A família se despede da casa e do jardim das cerejeiras. Lyubov e Gayev trocam últimas palavras cheias de nostalgia. Depois que todos saem, a porta da casa é trancada. No final, ouve-se novamente o som distante da corda que se parte e, em seguida, o ruído dos machados cortando as árvores do jardim das cerejeiras. O velho Firs, que se pensava ter sido levado ao hospital, é esquecido e trancado sozinho na casa vazia, simbolizando o abandono e o fim de uma era. Ele murmura sobre como a vida "fugiu" e adormece.
Gênero literário
Drama (tragicomédia, conforme a intenção do próprio Chekhov).
Dados do autor
Anton Pavlovich Chekhov (1860-1904) foi um médico, contista e dramaturgo russo, considerado um dos maiores mestres da forma curta e um dos dramaturgos mais influentes da história.
- Vida: Nasceu em Taganrog, sul da Rússia, em uma família de comerciantes. Estudou medicina em Moscou, mas sua paixão pela escrita o levou a uma prolífica carreira literária. Sofreu de tuberculose por muitos anos, o que acabou por levá-lo à morte aos 44 anos.
- Estilo: Chekhov é conhecido por seu realismo psicológico, sua observação perspicaz da vida cotidiana e sua capacidade de retratar a complexidade da alma humana. Suas peças e contos são marcados por uma atmosfera de melancolia, subtexto e a ausência de um "herói" tradicional. Ele introduziu a técnica de "subtexto", onde o verdadeiro significado das falas e ações está implícito, e não explicitamente declarado.
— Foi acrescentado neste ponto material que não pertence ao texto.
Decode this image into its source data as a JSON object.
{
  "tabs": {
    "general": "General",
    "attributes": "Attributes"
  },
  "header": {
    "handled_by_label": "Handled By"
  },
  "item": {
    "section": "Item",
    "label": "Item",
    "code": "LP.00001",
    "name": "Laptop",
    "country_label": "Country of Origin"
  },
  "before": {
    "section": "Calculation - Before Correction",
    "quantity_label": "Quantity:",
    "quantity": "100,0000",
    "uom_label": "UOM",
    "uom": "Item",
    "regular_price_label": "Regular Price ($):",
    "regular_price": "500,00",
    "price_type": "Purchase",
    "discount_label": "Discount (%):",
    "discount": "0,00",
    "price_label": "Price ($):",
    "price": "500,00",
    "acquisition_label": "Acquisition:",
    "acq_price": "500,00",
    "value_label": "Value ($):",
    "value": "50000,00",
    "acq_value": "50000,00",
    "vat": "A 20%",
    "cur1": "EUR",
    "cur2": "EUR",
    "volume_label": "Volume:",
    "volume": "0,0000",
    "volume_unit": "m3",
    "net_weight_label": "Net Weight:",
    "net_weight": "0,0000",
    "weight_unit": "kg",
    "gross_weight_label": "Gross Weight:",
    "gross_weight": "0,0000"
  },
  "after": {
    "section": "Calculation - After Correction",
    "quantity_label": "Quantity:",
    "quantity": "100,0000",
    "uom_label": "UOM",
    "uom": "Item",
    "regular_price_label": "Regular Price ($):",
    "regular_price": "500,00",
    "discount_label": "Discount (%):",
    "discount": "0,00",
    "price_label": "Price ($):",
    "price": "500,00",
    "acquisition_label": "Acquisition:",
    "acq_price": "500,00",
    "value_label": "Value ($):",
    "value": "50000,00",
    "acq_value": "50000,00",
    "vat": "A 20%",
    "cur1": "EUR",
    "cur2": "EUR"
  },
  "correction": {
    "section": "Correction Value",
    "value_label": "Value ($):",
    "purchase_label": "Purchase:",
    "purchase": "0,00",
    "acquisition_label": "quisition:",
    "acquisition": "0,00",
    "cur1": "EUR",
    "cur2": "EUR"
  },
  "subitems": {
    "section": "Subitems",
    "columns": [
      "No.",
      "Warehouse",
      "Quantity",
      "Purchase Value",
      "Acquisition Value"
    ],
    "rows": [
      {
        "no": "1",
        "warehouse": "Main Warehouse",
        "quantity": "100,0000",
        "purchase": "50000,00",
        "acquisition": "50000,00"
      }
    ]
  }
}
- Obras Notáveis: Além de "O Jardim das Cerejeiras" (1904), suas peças mais famosas incluem "A Gaivota" (1896), "Tio Vânia" (1897) e "As Três Irmãs" (1901). Ele também escreveu centenas de contos, muitos deles clássicos da literatura russa.
Moral da história
A moral de "O Jardim das Cerejeiras" reside na inevitabilidade da mudança e na incapacidade humana de se adaptar a ela. A peça é uma profunda reflexão sobre a decadência de uma classe social (a aristocracia rural russa) e a ascensão de outra (a burguesia), e como apegos ao passado e a inação podem levar à perda de tudo. Ela nos ensina que a nostalgia e a inércia podem ser tão destrutivas quanto a própria mudança, e que a vida segue em frente, com ou sem a nossa permissão. A peça também sugere que o verdadeiro progresso e felicidade podem exigir a coragem de derrubar o "velho" para construir algo novo, embora essa transição seja frequentemente dolorosa e cheia de perdas.
Curiosidades
- Comédia ou Tragédia? Chekhov insistia que "O Jardim das Cerejeiras" era uma comédia, ou pelo menos uma tragicomédia. No entanto, muitas de suas encenações e leituras tendem a focar mais nos elementos trágicos da perda e do desespero, o que muitas vezes frustrava o autor. Ele acreditava que as excentricidades dos personagens e a ironia da situação deveriam ser mais proeminentes.
- O Som da Corda Quebrada: O misterioso som no final do Ato II e no Ato IV, descrito como o de uma corda de harpa que se quebra, é um dos elementos mais enigmáticos e simbolicamente ricos da peça. Pode representar o fim de uma era, a ruptura com o passado, ou o som da própria história em transição.
- Inspiração Pessoal: A peça foi escrita quando Chekhov já estava gravemente doente e reflete muitas de suas próprias preocupações sobre a mudança social na Rússia. Ele viu a ascensão de novos comerciantes e a queda da velha nobreza.
- Última Peça: "O Jardim das Cerejeiras" foi a última peça de Chekhov, escrita pouco antes de sua morte em 1904. É considerada um testamento de sua visão artística e de sua compreensão da condição humana.
- O Jardim como Personagem: O jardim de cerejeiras não é apenas um cenário, mas quase um personagem em si. Ele simboliza a beleza, a memória, o passado aristocrático e, eventualmente, a perda e a destruição. A sua beleza é indiscutível, mas a sua inutilidade económica é a chave para o drama.
- Realismo e Subtexto: Chekhov revolucionou o drama ao focar no realismo e no subtexto, onde os personagens não expressam diretamente seus sentimentos mais profundos, mas os revelam através de ações triviais, hesitações e diálogos aparentemente desconexos, exigindo uma leitura atenta e uma atuação sutil.